I’ve had a look at using the Core Image Filters and, in particular, the LanczosScaleTransform filter but it’s, um, a bit finicky. And then I came across this blog: Image Resizing Techniques

So that got me thinking (always good, huh?) - is there another/better way to resize images in Xojo?

I have a private method in the QR module of iOSKit that does image resize. When I get back to my computer later today I can rip it out and make its scaling customizable (currently only does noninterpolated scaling).

Sounds good to me. :slight_smile:

Ok, so you will need to add several things for this to work (it needs an enum and 6 structs).
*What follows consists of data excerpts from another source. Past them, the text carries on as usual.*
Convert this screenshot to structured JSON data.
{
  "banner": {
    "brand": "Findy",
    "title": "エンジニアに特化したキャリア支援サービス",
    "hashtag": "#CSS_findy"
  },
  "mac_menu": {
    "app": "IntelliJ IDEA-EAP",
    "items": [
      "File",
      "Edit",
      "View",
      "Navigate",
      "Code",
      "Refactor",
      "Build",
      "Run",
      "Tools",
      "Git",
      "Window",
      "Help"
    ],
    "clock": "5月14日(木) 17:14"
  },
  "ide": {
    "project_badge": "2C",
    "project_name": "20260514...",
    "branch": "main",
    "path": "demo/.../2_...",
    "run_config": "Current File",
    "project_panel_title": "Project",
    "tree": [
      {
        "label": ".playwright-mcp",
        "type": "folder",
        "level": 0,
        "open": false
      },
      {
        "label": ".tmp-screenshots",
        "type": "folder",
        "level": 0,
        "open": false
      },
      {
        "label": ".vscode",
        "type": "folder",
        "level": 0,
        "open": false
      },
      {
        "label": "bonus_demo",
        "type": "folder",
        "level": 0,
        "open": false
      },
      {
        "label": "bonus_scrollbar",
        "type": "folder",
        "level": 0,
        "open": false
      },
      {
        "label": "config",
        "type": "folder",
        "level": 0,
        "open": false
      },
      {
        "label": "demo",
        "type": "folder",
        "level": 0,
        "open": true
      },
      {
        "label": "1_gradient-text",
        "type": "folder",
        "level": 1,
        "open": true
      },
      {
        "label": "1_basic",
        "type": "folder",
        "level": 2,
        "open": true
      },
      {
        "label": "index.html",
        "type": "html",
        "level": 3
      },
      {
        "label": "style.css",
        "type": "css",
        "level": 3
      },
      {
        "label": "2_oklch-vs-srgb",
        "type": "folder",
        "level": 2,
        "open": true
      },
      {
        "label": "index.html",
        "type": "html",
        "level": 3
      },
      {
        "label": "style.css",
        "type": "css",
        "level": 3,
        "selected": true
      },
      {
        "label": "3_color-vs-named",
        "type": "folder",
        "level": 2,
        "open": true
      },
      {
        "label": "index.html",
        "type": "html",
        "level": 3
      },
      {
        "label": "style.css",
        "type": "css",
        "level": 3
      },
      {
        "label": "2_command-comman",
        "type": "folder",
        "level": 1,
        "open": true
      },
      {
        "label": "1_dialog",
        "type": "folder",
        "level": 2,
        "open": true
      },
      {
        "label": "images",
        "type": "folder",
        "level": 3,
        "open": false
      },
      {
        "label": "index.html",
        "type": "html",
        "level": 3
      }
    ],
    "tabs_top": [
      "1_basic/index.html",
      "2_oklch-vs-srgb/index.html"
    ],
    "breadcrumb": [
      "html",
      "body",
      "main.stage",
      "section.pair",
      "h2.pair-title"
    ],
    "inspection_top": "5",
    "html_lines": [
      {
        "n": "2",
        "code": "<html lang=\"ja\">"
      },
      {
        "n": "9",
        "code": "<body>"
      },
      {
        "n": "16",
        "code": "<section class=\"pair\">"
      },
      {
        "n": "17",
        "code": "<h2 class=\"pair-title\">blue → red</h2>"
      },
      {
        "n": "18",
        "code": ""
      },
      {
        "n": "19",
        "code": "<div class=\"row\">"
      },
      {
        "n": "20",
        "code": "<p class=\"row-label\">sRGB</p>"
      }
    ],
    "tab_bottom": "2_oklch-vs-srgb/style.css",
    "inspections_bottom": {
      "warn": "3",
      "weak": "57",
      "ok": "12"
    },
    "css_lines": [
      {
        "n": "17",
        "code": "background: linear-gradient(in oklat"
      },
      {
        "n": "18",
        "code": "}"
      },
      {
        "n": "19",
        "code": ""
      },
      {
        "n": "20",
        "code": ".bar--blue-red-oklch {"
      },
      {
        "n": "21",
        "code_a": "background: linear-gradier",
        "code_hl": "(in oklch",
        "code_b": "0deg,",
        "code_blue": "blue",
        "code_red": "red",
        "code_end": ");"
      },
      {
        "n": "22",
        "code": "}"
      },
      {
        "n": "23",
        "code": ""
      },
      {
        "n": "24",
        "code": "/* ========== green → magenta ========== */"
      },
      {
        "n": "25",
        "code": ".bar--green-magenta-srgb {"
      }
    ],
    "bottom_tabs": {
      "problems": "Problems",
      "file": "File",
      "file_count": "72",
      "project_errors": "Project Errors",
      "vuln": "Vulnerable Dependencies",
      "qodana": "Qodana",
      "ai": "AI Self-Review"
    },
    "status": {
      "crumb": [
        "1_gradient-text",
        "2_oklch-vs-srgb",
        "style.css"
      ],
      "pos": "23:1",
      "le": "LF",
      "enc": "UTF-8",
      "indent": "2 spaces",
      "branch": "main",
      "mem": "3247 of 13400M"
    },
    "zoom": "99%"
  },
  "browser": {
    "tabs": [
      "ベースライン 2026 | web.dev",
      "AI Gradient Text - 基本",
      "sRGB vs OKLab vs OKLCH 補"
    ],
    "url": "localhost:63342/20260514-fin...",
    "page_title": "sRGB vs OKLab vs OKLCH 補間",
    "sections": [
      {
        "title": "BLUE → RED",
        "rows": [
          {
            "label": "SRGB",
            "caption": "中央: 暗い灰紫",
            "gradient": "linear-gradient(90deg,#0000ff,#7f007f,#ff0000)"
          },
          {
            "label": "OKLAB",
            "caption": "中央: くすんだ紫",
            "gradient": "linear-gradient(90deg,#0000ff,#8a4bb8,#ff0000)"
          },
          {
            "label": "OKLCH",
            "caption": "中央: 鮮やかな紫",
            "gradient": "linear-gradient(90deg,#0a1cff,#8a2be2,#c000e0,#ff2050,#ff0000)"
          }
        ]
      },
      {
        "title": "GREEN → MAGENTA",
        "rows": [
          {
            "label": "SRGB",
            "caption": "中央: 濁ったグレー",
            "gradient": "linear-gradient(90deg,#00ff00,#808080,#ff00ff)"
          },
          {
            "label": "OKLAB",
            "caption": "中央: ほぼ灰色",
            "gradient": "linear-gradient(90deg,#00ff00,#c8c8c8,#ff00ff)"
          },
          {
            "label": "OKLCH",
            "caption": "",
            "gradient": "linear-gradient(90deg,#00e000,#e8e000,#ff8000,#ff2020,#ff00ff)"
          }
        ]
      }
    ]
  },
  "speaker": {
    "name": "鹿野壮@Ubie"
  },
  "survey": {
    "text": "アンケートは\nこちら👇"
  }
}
First the enum:

Public Enum InterpolationQuality Default = 0 None = 1 Low = 2 Medium = 4 High = 3

Now the 6 structs (3 for 32bit and 3 for 64bit):

[code]//32 bit structs
Structure CGPoint32
x as single
y as single

Structure CGSize32
w as single
h as single

Structure CGRect32
origin as CGPoint32
rsize as CGSize32

//64 bit structs
Structure CGPoint64
x as double
y as double

Structure CGSize64
w as double
h as double

Structure CGRect64
origin as CGPoint64
rsize as CGSize64[/code]

You will also need the following constants:

UIKitLib = "UIKit.framework" CoreGraphicsLib = "CoreGraphics.framework"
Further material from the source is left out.